MEET AN SBSM FOUNDERS - MICHAEL PERLIS, PhD

Dr Perlis was one of the five organizing and founding members of the Society of Behavioral Sleep Medicine and served as the SBSM’s first president (2010-2011). He has been in sleep research and sleep medicine since 1984 and his academic parentage includes: Wallace Mendelson MD (Post Bac); Richard Bootzin PhD (Graduate School); Mary Carskadon PhD & Donn Posner PhD (Internship); Daniel Buysse MD, Michael Thase MD, and Donna Giles PhD (Post-Doctoral Fellowship); and Donna Giles (Jr. Faculty Years).  

Dr Perlis' research interests include seven topic areas:

  1. behavior, cognitive, and physiologic factors in acute and chronic insomnia;
  2. the relative efficacy of behavioral and pharmacologic treatments for insomnia;
  3. the potential of behavioral pharmacotherapeutics;
  4. insomnia as risk factor for new onset and recurrent depression and the anti-depressant effects of CBT-I;
  5. cortical arousal and conditioned CNS activation as a primary perpetuator of chronic insomnia;
  6. sensory and information processing and long term memory formation as key features of Insomnia Disorder and insomnia as a hybrid state between wake and sleep; and
  7. sleep homeostasis effects on the frequency and severity of insomnia (and the patterning of insomnia over time). 

He has contributed to the editorial boards of Sleep, the Journal of Sleep Research, the journal of Sleep Medicine Research, the journal of Behavioral Sleep Medicine, and the journal of Health Psychology, has served as a member, or chair, of several committees and task forces of the Sleep Research Society and the American Academy of Sleep Medicine and assistant chair for the training program of the SRS for five years.

Where would you like to see the field in 10 years?

Things I would like see completed: 

  • Create one or more board/certification exams for which PhDs, MDs, NPs, PAs, MSWs, OTs, and other MLPs are eligible
  • Establish SBSM sponsored courses that span the breadth of Behavioral Sleep Medicine (esp. for BSM TXs for OSA, CRDs, and Ped Sleep DXs)
  • Establish a CE credentialing body to support (vet and accredit) non-SBSM courses and workshops
  • Establish masters level (designated expert status) membership for qualifying clinicians, educators, and scientists
  • Enhance the SBSM’s relationship with ABCT, SBM, AASM, and the SRS
  • Reach out and develop relationships with the national societies that represent NPs, PAs, MSWs, OTs, and other MLPs
  • Reinstitute an annual SBSM meeting
  • Create an archive (real and virtual) for materials of relevance to the history, politics, science, and practice of BSM
  • Consider a revision (or re-write) of the society’s by-laws to be more commensurate with the needs of a young society

Who goes on your BSM Mount Rushmore?

I can’t imagine that my candidates are much different from those that most people would suggest. The founding fathers for both insomnia research and CBT-I are clearly Richard Bootzin and Art Spielman. The most seminal thinker and doer since has been Charles Morin. Other critical “players” include: Peter Hauri, Jack Edinger, Kenny Lichstein, Colin Espie, and Wally Mendelson. All but one of these people are clearly on the “Who’s Who” list.  Dr. Mendelson is one of the only insomnia researchers whose career spanned from bench to bedside. More, his ideas about the “cognitive” aspect of insomnia presaged (and predated) all those that now view chronic insomnia as a behaviorally induced neurobiological disorder (i.e., as an altered or hybrid state). His work in this area are “must reads” for all of us.

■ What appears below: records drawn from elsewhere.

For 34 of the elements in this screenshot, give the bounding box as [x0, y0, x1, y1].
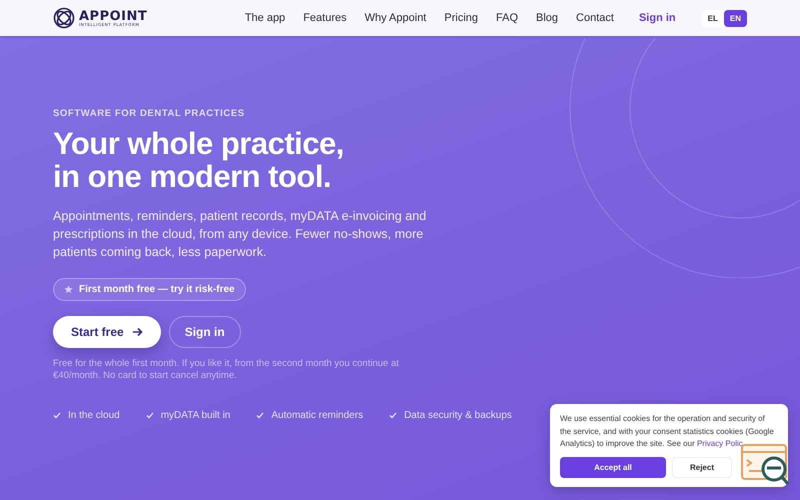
- hero-heading-line: in one modern tool.: [53, 160, 332, 193]
- badge-text: First month free — try it risk-free: [79, 284, 235, 295]
- feature-text: In the cloud: [68, 410, 120, 421]
- privacy-policy-link[interactable]: Privacy Polic: [696, 439, 743, 448]
- check-icon: [146, 412, 154, 419]
- cookie-message: We use essential cookies for the operation and security of the service, and with your consent statistics cookies (Google Analytics) to improve the site. See our Privacy Polic: [560, 413, 775, 450]
- nav-link[interactable]: Features: [303, 12, 347, 24]
- nav-link[interactable]: Why Appoint: [364, 12, 426, 24]
- hero-heading-line: Your whole practice,: [53, 127, 345, 160]
- language-toggle[interactable]: EN: [724, 10, 747, 26]
- accept-all-button[interactable]: Accept all: [560, 456, 666, 478]
- reject-button[interactable]: Reject: [672, 456, 732, 478]
- feature-text: myDATA built in: [160, 410, 230, 421]
- nav-link[interactable]: Pricing: [444, 12, 478, 24]
- start-free-button[interactable]: Start free: [53, 316, 161, 348]
- brand-name: APPOINT: [79, 10, 148, 22]
- eyebrow-text: SOFTWARE FOR DENTAL PRACTICES: [53, 108, 246, 119]
- check-icon: [389, 412, 398, 419]
- star-icon: [64, 285, 73, 294]
- nav-link[interactable]: Blog: [536, 12, 558, 24]
- check-icon: [53, 412, 61, 419]
- sign-in-button[interactable]: Sign in: [168, 316, 241, 348]
- nav-link[interactable]: The app: [244, 12, 286, 24]
- hero-description: Appointments, reminders, patient records, myDATA e-invoicing and prescriptions in the cloud, from any device. Fewer no-shows, more patients coming back, less paperwork.: [53, 208, 428, 261]
- arrow-icon: [132, 327, 143, 337]
- pricing-note: Free for the whole first month. If you like it, from the second month you continue at €40/month. No card to start cancel anytime.: [53, 358, 400, 382]
- browser-search-icon[interactable]: [741, 444, 791, 488]
- nav-link[interactable]: FAQ: [496, 12, 518, 24]
- feature-text: Data security & backups: [404, 410, 512, 421]
- logo-icon: [53, 7, 75, 29]
- sign-in-link[interactable]: Sign in: [638, 12, 676, 24]
- feature-text: Automatic reminders: [271, 410, 364, 421]
- check-icon: [256, 412, 264, 419]
- nav-link[interactable]: Contact: [576, 12, 614, 24]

What is your advice to early career individuals, or those re-specializing into behavioral sleep medicine?

Seek out supervision early on and work as collaboratively as possible for the whole of your careers.  What is the next step that you plan on taking either in your research program or clinical practice?Evaluate how behavioral principles (conditioning and reinforcement) can be used to modify how medical maintenance therapy is conducted (behavioral pharmacotherapeutics).  What is your favorite sleep resource that you would like others to be made aware of?Two words: Donn Posner. All kidding aside, Dr. Posner is our single best resource for clinical mentorship and vision for what the next generation of training and therapy may look like.

Is there anything else you would like to let members know about you?

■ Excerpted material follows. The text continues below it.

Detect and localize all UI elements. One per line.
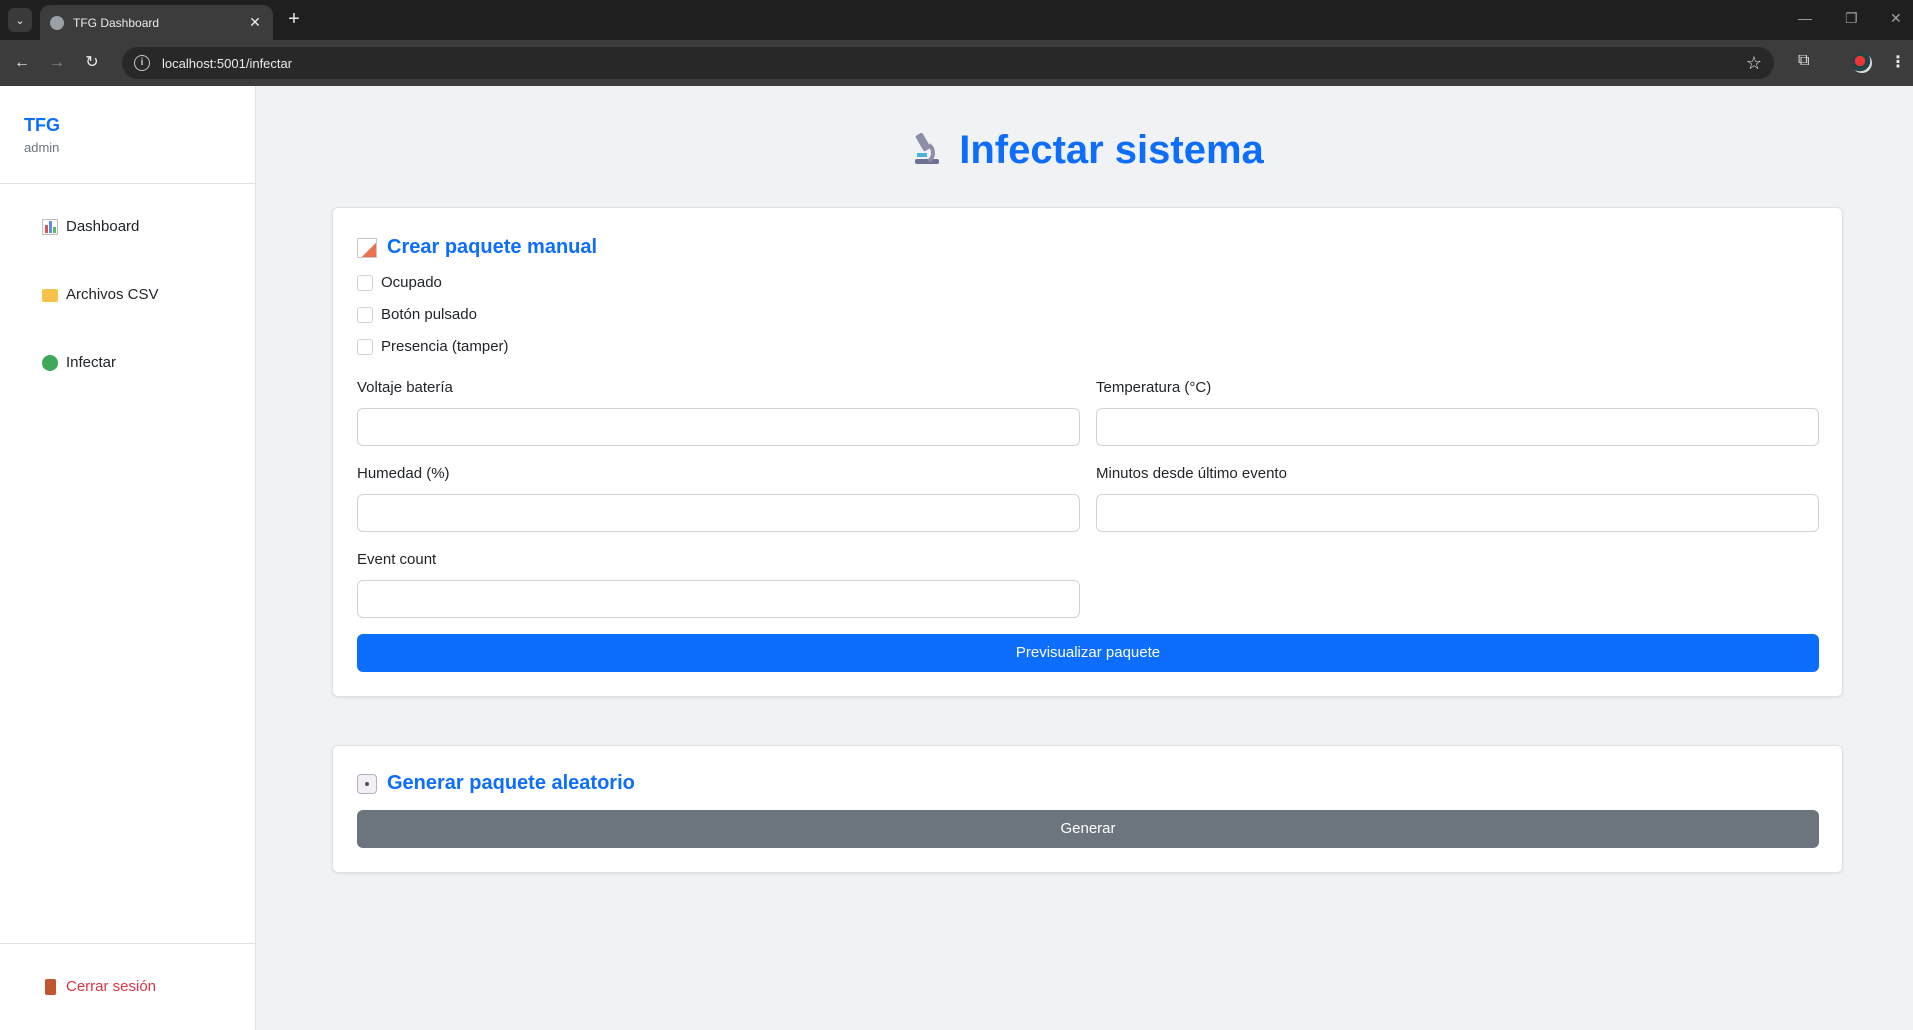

Not so much about me but about society membership. While any professional society should offer its membership much (credentialing, courses, recognition of individual achievement, etc.), it is equally important that members serve the society. I would strongly recommend that our members dedicate some of their time and mind to the furtherance of our field by volunteering to work for the SBSM (sit on or chair committees, design courses, provide lectures, etc.).